NEW YORK — A private research group said its gauge of future economic activity edged up in July, suggesting growth will be sluggish for the rest of the year.
The Conference Board said Thursday that its index of leading economic indicators rose 0.1 percent last month after dropping 0.3 percent in June. Economists polled by Thomson Reuters had expected a gain of 0.2 percent.
The leading indicators gauge had risen sharply from spring 2009 through March of this year. It has flattened out since then. Businesses are no longer building up their stocks. Consumers are saving at higher rates and spending less.
Conference Board economist Ken Goldstein said this combination resulted in "a weak economy with little forward momentum. However, the good news is that the data do not point to a recession."

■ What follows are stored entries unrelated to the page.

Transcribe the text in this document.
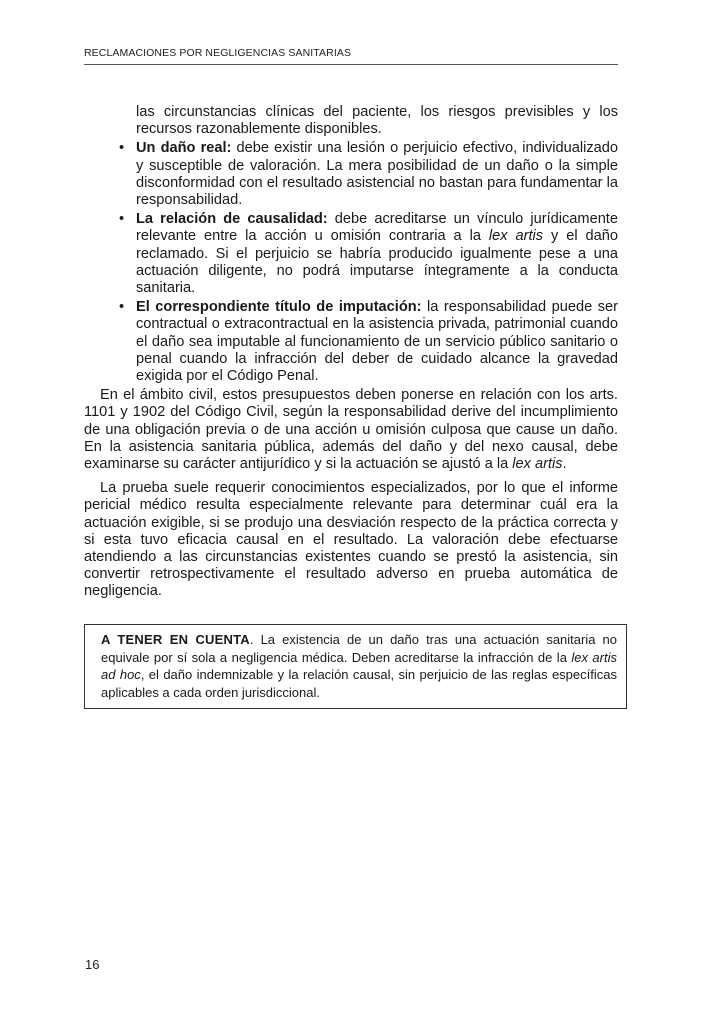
RECLAMACIONES POR NEGLIGENCIAS SANITARIAS
las circunstancias clínicas del paciente, los riesgos previsibles y los recursos razonablemente disponibles.
• Un daño real: debe existir una lesión o perjuicio efectivo, individualizado y susceptible de valoración. La mera posibilidad de un daño o la simple disconformidad con el resultado asistencial no bastan para fundamentar la responsabilidad.
• La relación de causalidad: debe acreditarse un vínculo jurídicamente relevante entre la acción u omisión contraria a la lex artis y el daño reclamado. Si el perjuicio se habría producido igualmente pese a una actuación diligente, no podrá imputarse íntegramente a la conducta sanitaria.
• El correspondiente título de imputación: la responsabilidad puede ser contractual o extracontractual en la asistencia privada, patrimonial cuando el daño sea imputable al funcionamiento de un servicio público sanitario o penal cuando la infracción del deber de cuidado alcance la gravedad exigida por el Código Penal.

En el ámbito civil, estos presupuestos deben ponerse en relación con los arts. 1101 y 1902 del Código Civil, según la responsabilidad derive del incumplimiento de una obligación previa o de una acción u omisión culposa que cause un daño. En la asistencia sanitaria pública, además del daño y del nexo causal, debe examinarse su carácter antijurídico y si la actuación se ajustó a la lex artis.

La prueba suele requerir conocimientos especializados, por lo que el informe pericial médico resulta especialmente relevante para determinar cuál era la actuación exigible, si se produjo una desviación respecto de la práctica correcta y si esta tuvo eficacia causal en el resultado. La valoración debe efectuarse atendiendo a las circunstancias existentes cuando se prestó la asistencia, sin convertir retrospectivamente el resultado adverso en prueba automática de negligencia.

A TENER EN CUENTA. La existencia de un daño tras una actuación sanitaria no equivale por sí sola a negligencia médica. Deben acreditarse la infracción de la lex artis ad hoc, el daño indemnizable y la relación causal, sin perjuicio de las reglas específicas aplicables a cada orden jurisdiccional.
16
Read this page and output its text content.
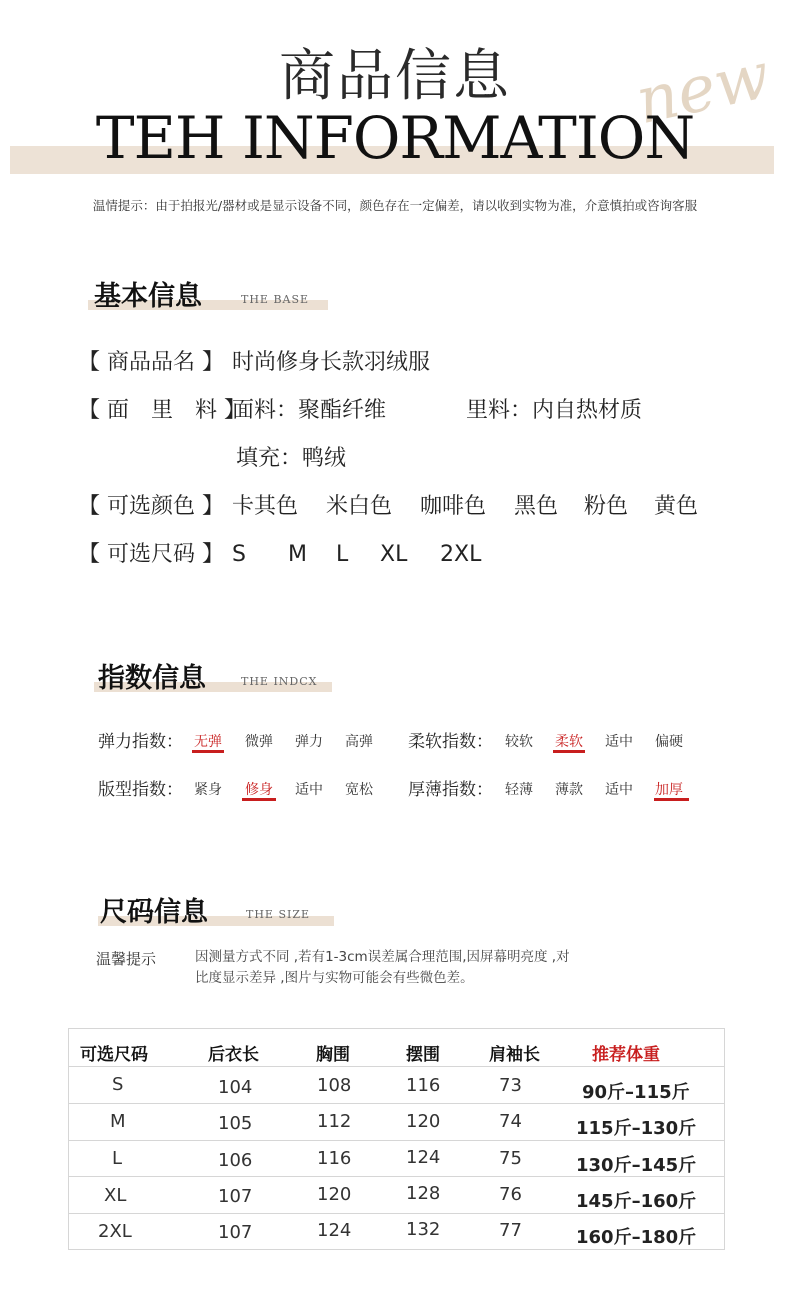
new
商品信息
TEH INFORMATION
温情提示：由于拍报光/器材或是显示设备不同，颜色存在一定偏差，请以收到实物为准，介意慎拍或咨询客服
基本信息	THE BASE
【 商品品名 】 时尚修身长款羽绒服
【 面　里　料 】面料：聚酯纤维	里料：内自热材质
填充：鸭绒
【 可选颜色 】 卡其色 米白色 咖啡色 黑色 粉色 黄色
【 可选尺码 】 S M L XL 2XL
指数信息	THE INDCX
弹力指数： 无弹 微弹 弹力 高弹 柔软指数： 较软 柔软 适中 偏硬
版型指数： 紧身 修身 适中 宽松 厚薄指数： 轻薄 薄款 适中 加厚
尺码信息	THE SIZE
温馨提示	因测量方式不同 ,若有1-3cm误差属合理范围,因屏幕明亮度 ,对
比度显示差异 ,图片与实物可能会有些微色差。
可选尺码	后衣长	胸围	摆围	肩袖长	推荐体重
S	104	108	116	73	90斤–115斤
M	105	112	120	74	115斤–130斤
L	106	116	124	75	130斤–145斤
XL	107	120	128	76	145斤–160斤
2XL	107	124	132	77	160斤–180斤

The index is calculated from 10 measures of the housing sector, employment, financial markets and manufacturing. In July, the Conference Board said longer workweeks in factories and fewer people filing for unemployment aid pointed to a better economy, as did a gauge of how long it takes vendors to get supplies to their customers. Slower deliveries from suppliers suggest companies are ordering more and vendors are busier.
Another big boost to the leading indicators was the difference between 10-year interest rates and the overnight interest rate that the Federal Reserve has kept at a record low near zero. A wide gap between the two can mean investors expect economic activity to pick up.
While still historically high, that gap has shrunk this summer. Investors sought the safety of 10-year Treasury notes, driving down the yield.
Low consumer confidence and a drop in building permits, which signal the intent to build homes, were the biggest drags on the index. Stock prices also fell.